不懂你在说什么，flv的话当然需要timestamp

JimmyVV commented 7 years ago

xqq，您在通过 ws 协议来做直播时，后续每一段 Buffer 你是怎么处理的呢？比如开头的 Buffer 包含 MP4 文件开头，比如 ftyp，那么后续的实际数据流，还需要封装成完成的 MP4 文件再添加给 sourceBuffer 吗？谢谢大佬~

JimmyVV commented 7 years ago

大神，有一个问题想请教一下，如果你是下载一个很大的 flv，怎么实现边下载边播放呢？下面有两个想法，你是选择的哪一个呢？为什么呢？

只生成一个 MP4 文件，后续的 segment 直接拼接在该 mp4 文件后面。
生成多个 MP4 文件，然后，通过拼接不同的 MP4 文件进行播放

xqq commented 7 years ago

显然是 2，并且 flv.js 从一开始就是流式设计 segment mp4 没有手工拼接这一说啊，生成片段 append 给 MSE 就完事了

JimmyVV commented 7 years ago

大神，有个问题想请教请教： MSE 操作的整个过程是如下的吗？

拼接生成第一段 mp4 buffer
append MSE，并只需要调用一次 video.play() 方法（后续还需要调用吗？）
后续生成其它段 mp4 buffer。

这里有一个关键问题，那后续的 MP4 Buffer 还需要 timeStamp 这个属性吗？（因为考虑到 mp4 文件是独立的话，timeStamp 是不是也没有存在的必要了呢？)

xqq commented 7 years ago

Initialization Segment Media Segment 先复习 fmp4 spec，这玩意和传统 mp4 文件完全是两码事……
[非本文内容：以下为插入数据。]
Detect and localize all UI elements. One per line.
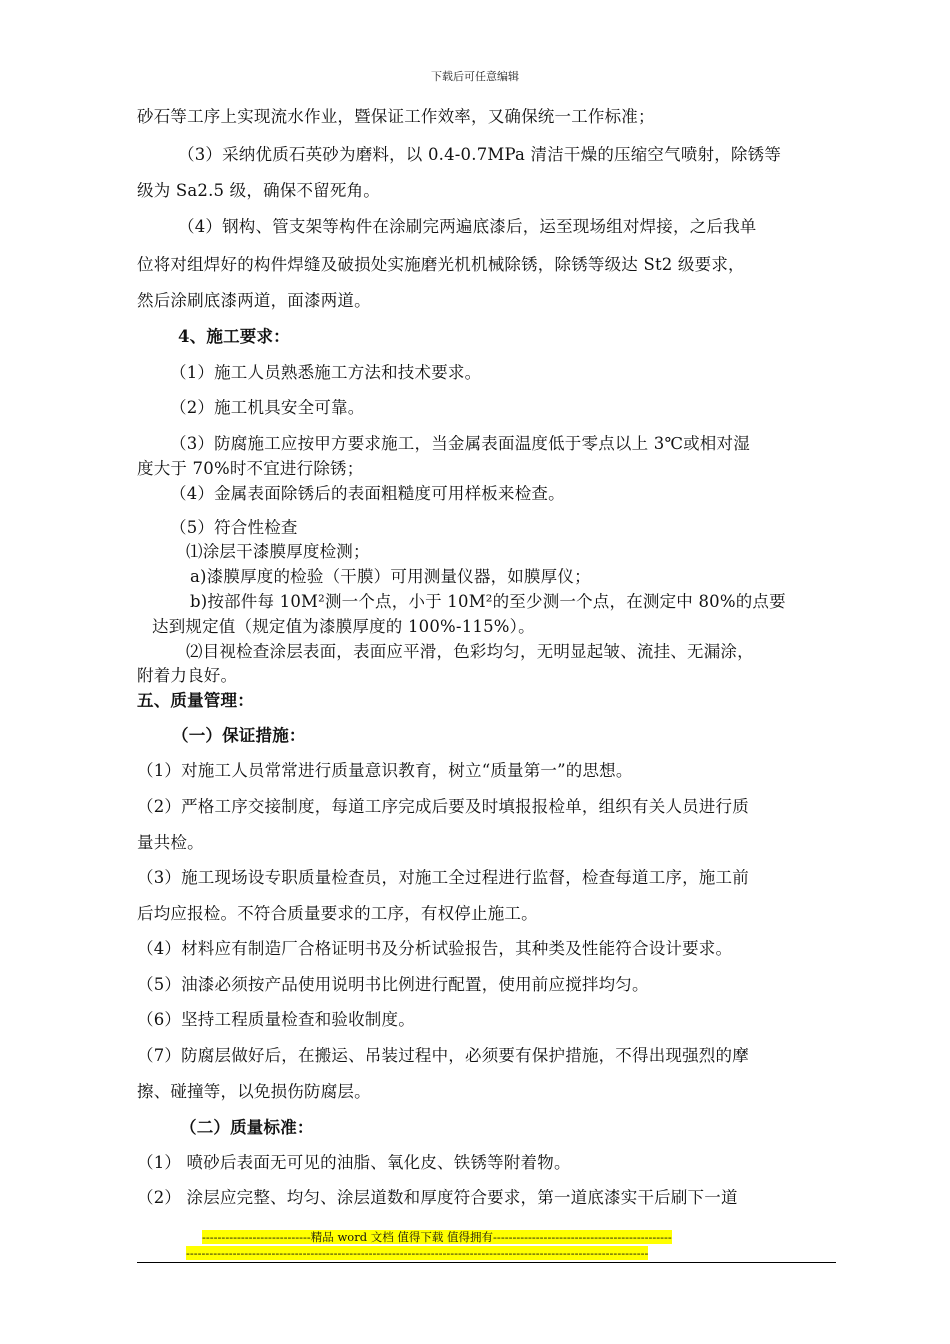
paragraph-line: （2）施工机具安全可靠。 <box>170 398 365 417</box>
footer-rule <box>137 1262 836 1263</box>
paragraph-line: 达到规定值（规定值为漆膜厚度的 100%-115%）。 <box>152 617 535 636</box>
section-heading: 五、质量管理： <box>137 691 254 710</box>
paragraph-line: 附着力良好。 <box>137 666 238 685</box>
paragraph-line: 位将对组焊好的构件焊缝及破损处实施磨光机机械除锈，除锈等级达 St2 级要求， <box>137 255 745 274</box>
paragraph-line: 后均应报检。不符合质量要求的工序，有权停止施工。 <box>137 904 538 923</box>
paragraph-line: （3）施工现场设专职质量检查员，对施工全过程进行监督，检查每道工序，施工前 <box>137 868 749 887</box>
paragraph-line: ⑴涂层干漆膜厚度检测； <box>186 542 370 561</box>
paragraph-line: （7）防腐层做好后，在搬运、吊装过程中，必须要有保护措施，不得出现强烈的摩 <box>137 1046 749 1065</box>
paragraph-line: 砂石等工序上实现流水作业，暨保证工作效率，又确保统一工作标准； <box>137 107 655 126</box>
paragraph-line: 擦、碰撞等，以免损伤防腐层。 <box>137 1082 371 1101</box>
paragraph-line: （4）材料应有制造厂合格证明书及分析试验报告，其种类及性能符合设计要求。 <box>137 939 733 958</box>
paragraph-line: （3）防腐施工应按甲方要求施工，当金属表面温度低于零点以上 3℃或相对湿 <box>170 434 750 453</box>
paragraph-line: （5）油漆必须按产品使用说明书比例进行配置，使用前应搅拌均匀。 <box>137 975 649 994</box>
paragraph-line: （4）金属表面除锈后的表面粗糙度可用样板来检查。 <box>170 484 565 503</box>
subsection-heading: （一）保证措施： <box>172 726 306 745</box>
footer-banner-dashes: ----------------------------------------------------------------------------------------------------------------------- <box>186 1246 649 1260</box>
paragraph-line: ⑵目视检查涂层表面，表面应平滑，色彩均匀，无明显起皱、流挂、无漏涂， <box>186 642 754 661</box>
page-header: 下载后可任意编辑 <box>431 70 519 83</box>
paragraph-line: （1） 喷砂后表面无可见的油脂、氧化皮、铁锈等附着物。 <box>137 1153 571 1172</box>
paragraph-line: 度大于 70%时不宜进行除锈； <box>137 459 364 478</box>
paragraph-line: 量共检。 <box>137 833 204 852</box>
paragraph-line: （3）采纳优质石英砂为磨料，以 0.4-0.7MPa 清洁干燥的压缩空气喷射，除锈等 <box>178 145 782 164</box>
paragraph-line: （4）钢构、管支架等构件在涂刷完两遍底漆后，运至现场组对焊接，之后我单 <box>178 217 757 236</box>
paragraph-line: b)按部件每 10M²测一个点，小于 10M²的至少测一个点，在测定中 80%的点要 <box>190 592 786 611</box>
paragraph-line: （6）坚持工程质量检查和验收制度。 <box>137 1010 415 1029</box>
section-heading: 4、施工要求： <box>178 327 290 346</box>
paragraph-line: （1）对施工人员常常进行质量意识教育，树立“质量第一”的思想。 <box>137 761 633 780</box>
subsection-heading: （二）质量标准： <box>180 1118 314 1137</box>
paragraph-line: a)漆膜厚度的检验（干膜）可用测量仪器，如膜厚仪； <box>190 567 591 586</box>
paragraph-line: （1）施工人员熟悉施工方法和技术要求。 <box>170 363 482 382</box>
paragraph-line: （5）符合性检查 <box>170 518 298 537</box>
paragraph-line: （2） 涂层应完整、均匀、涂层道数和厚度符合要求，第一道底漆实干后刷下一道 <box>137 1188 738 1207</box>
footer-banner: ----------------------------精品 word 文档 值得下载 值得拥有---------------------------------------------- <box>202 1230 672 1244</box>
paragraph-line: 级为 Sa2.5 级，确保不留死角。 <box>137 181 380 200</box>
paragraph-line: （2）严格工序交接制度，每道工序完成后要及时填报报检单，组织有关人员进行质 <box>137 797 749 816</box>
paragraph-line: 然后涂刷底漆两道，面漆两道。 <box>137 291 371 310</box>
JimmyVV commented 7 years ago

xqq，有个问题想请教一下。如果把 video 和 audio 放在一个 mp4 文件中。在生成 mdat 的时候，两个 buffer 必须交织放置吗？如果交织，需要保证两边的 chunk 数量一致，按照 audio/video/audio... 这样的排列顺序吗？

xqq commented 7 years ago

原则上应该是按时间戳顺序排 ffmpeg av_interleaved_write_frame

JimmyVV commented 7 years ago

现在，我并没有按照 mix 来进行编码，直接获得的mp4 文件可以正常播放，但是，会在 media-internal 里面报出这个错误：

Failed to reconcile encoded audio times with decoded output.

这个错误。我查了一下内核编码，发现给出的提示是：

// Let developers know if their files timestamps are way off from
      if (num_unstable_audio_tries_ > limit_unstable_audio_tries_) {
        MEDIA_LOG(ERROR, media_log_)
            << "Failed to reconcile encoded audio times with decoded output.";
      }

是因为我没有通过 mix 编码来吗？还是说，整个文件的 duration 要以 video 或 audio 中最长的 duration 为基准呢？

xqq commented 7 years ago

mdat里每个sample和moof里的offset表完全对的上就行

JimmyVV commented 7 years ago

然后浏览器给出了这个错误，我有点不理解。xqq 你有遇见过这种错误吗?

audio_buffering_state	BUFFERING_HAVE_ENOUGH
audio_channels_count	2
audio_codec_name	aac
audio_dds	false
audio_decoder	FFmpegAudioDecoder
audio_sample_format	Float 32-bit planar
audio_samples_per_second	48000
bitrate	883501
debug	FFmpegDemuxer: av_read_frame(): End of file
duration	2.822
error	Failed to reconcile encoded audio times with decoded output.
event	PAUSE
found_audio_stream	true
found_video_stream	true

JimmyVV commented 7 years ago

xqq 还有一个问题想请教一下，浏览器只支持 fragmented MP4 吗？不支持普通的 unfragmented MP4?

xqq commented 7 years ago

MSE yes

JimmyVV commented 7 years ago

xqq，你有没有遇到过，加载第一段 video Buffer 的时候，视频并没有播放完。比如，第一段 video.duration 为 2s，但是到 0.9s 的时候就卡住。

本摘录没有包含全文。